Technically, 5GBps WiFi exists. My last dissertation on the latest in WiFi tech omitted this development on purpose. Read below to find out why.
Just 4 days ago yet another 802.11ad product line was launched by TPLINK. Claimed throughput is 4.66 GBPS. Naturally, cut that in half to account for duplex ‘math’ WiFi suffers from.
Math aside…does this actually work? What changed?
No, it does not work
802.11ad in the present implementation runs off 60GHz. So bearing in mind NO laptops, cell phones, or tablets employ it, we move on to finding how it actually works.
Granted, this is a chicken and egg problem, and it is only natural the 802.11ad APs are released first. I expect to see 60GHz WiFi Phones by the end of next year.
The reason 60GHz does not, and CANNOT work is because of physics. Have you ever wondered why your phone is ‘quad band’? Within the available FCC spectrums in the US, lower wavelengths are MUCH more desirable due to their ability to travel further—this is why 700MHz LTE band tender was such a big deal.
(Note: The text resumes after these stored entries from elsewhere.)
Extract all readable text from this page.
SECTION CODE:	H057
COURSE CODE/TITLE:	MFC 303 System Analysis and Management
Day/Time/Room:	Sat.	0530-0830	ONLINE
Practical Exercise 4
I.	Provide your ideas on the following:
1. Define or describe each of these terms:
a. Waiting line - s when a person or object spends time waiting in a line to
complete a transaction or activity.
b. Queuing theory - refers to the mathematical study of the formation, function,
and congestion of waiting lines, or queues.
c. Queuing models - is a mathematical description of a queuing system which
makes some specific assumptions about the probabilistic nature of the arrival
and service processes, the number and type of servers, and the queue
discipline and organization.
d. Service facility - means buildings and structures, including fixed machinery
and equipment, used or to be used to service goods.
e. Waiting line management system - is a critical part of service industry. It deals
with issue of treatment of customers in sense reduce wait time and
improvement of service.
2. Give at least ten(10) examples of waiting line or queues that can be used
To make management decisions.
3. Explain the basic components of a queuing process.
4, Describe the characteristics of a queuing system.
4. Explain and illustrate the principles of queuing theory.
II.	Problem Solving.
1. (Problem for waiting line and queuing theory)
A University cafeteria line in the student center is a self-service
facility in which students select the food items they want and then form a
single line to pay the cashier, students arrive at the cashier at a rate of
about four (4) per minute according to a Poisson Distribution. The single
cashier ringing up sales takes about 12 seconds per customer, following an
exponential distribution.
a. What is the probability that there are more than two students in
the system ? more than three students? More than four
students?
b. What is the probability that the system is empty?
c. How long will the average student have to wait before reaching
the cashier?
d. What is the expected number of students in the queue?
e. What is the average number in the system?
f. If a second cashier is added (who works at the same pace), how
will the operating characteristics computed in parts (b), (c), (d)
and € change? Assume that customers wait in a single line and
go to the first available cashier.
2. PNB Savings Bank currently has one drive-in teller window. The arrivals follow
Do you ever wonder why your 5GHz wifi has half the coverage of the good OL’ 2.4GHz? This is exactly why—it is harder for higher frequency waves to pass through objects.
60GHz is SQUARELY aimed at line of sight communication—do not expect it to travel through walls.
That’s it. This is all you need to know about 802.11ad—unless you’re streaming 4k video from your smartphone to the TV right in front of it, there is literally no mainstream application for this technology.
Let’s try again soon. I CANNOT wait to get rid of all the cat5 in my house.